A role for endogenous histamine and its receptor subtypes for mediating drinking elicited by eating was examined in adult male Sprague-Dawley rats in two experimental paradigms in which drinking was initiated without accompanying change in systemic fluid balance: (a) nondeprived rats eating a small (0.57 g) salted cracker; (b) nondeprived rats receiving IG infusion (through a chronic gastric catheter) of 2 ml 900 mOsm/kg NaCl.
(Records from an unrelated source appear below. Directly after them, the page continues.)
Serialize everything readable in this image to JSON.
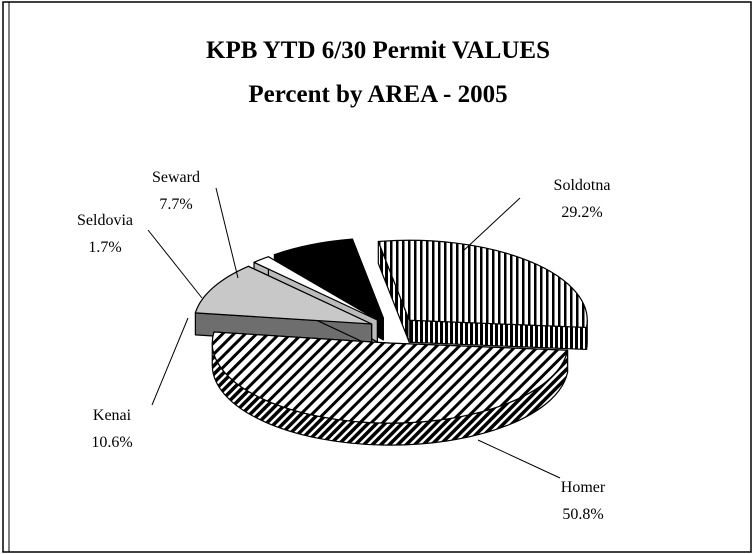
{
  "chart_data": {
    "type": "pie",
    "title": "KPB YTD 6/30 Permit VALUES",
    "subtitle": "Percent by AREA - 2005",
    "categories": [
      "Soldotna",
      "Homer",
      "Kenai",
      "Seldovia",
      "Seward"
    ],
    "values": [
      29.2,
      50.8,
      10.6,
      1.7,
      7.7
    ],
    "value_labels": [
      "29.2%",
      "50.8%",
      "10.6%",
      "1.7%",
      "7.7%"
    ],
    "colors": [
      "#ffffff",
      "#ffffff",
      "#c8c8c8",
      "#ffffff",
      "#000000"
    ],
    "patterns": [
      "vertical",
      "diagonal",
      "none",
      "none",
      "none"
    ],
    "exploded": true,
    "three_d": true
  }
}
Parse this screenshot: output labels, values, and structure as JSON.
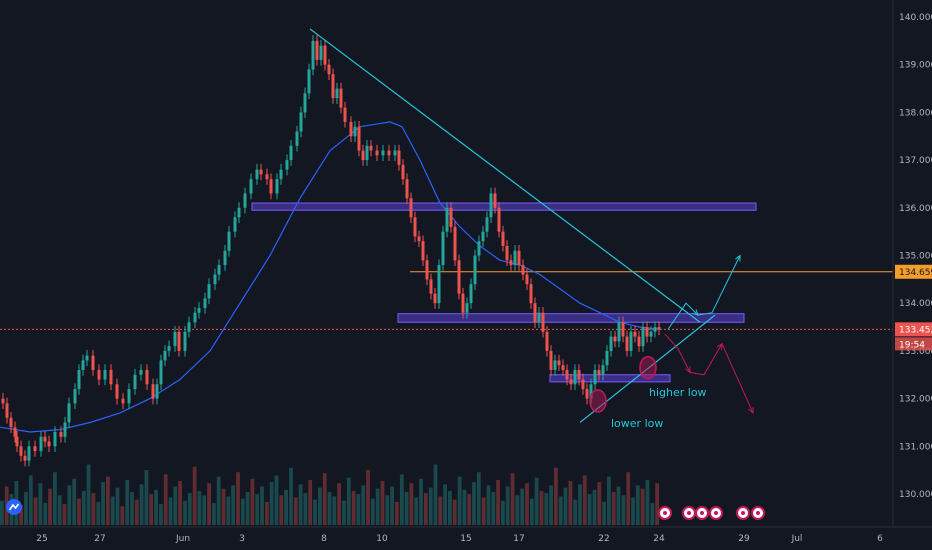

The ability of i.p., s.c., or ICV (through a surgically implanted chronic cannula in a lateral ventricle) injections of antagonists to H1, H2, or H3 receptors for histamine to inhibit drinking was examined. For rats ingesting a small cracker: systemic injection of H1 antagonists dexbrompheniramine (DXB) or pyrilamine (PYR) delayed the latency to initiate drinking. Systemic injection of H1 antagonists DXB, PYR, or terfenadine (TER; which fails to penetrate the blood-brain barrier) and ICV injection of DXB or PYR inhibited water intake. The H2 antagonist cimetidine (C) given i.p. or ICV failed to affect drinking. The H3 antagonist thioperamide (Th) given s.c. or ICV delayed the latency to drink and inhibited water intake. For rats receiving IG NaCl: systemic injection of H1 antagonists DXB or PYR or the H3 antagonist Th inhibited water intake, but the H2 antagonist C failed to inhibit drinking. Our findings extend the evidence for the involvement of endogenous histamine in drinking elicited by eating in rats by suggesting roles for peripheral and brain H1 and H3 receptors for drinking initiated by postprandial gastrointestinal osmotic consequences that are subthreshold for changes in systemic fluid balance.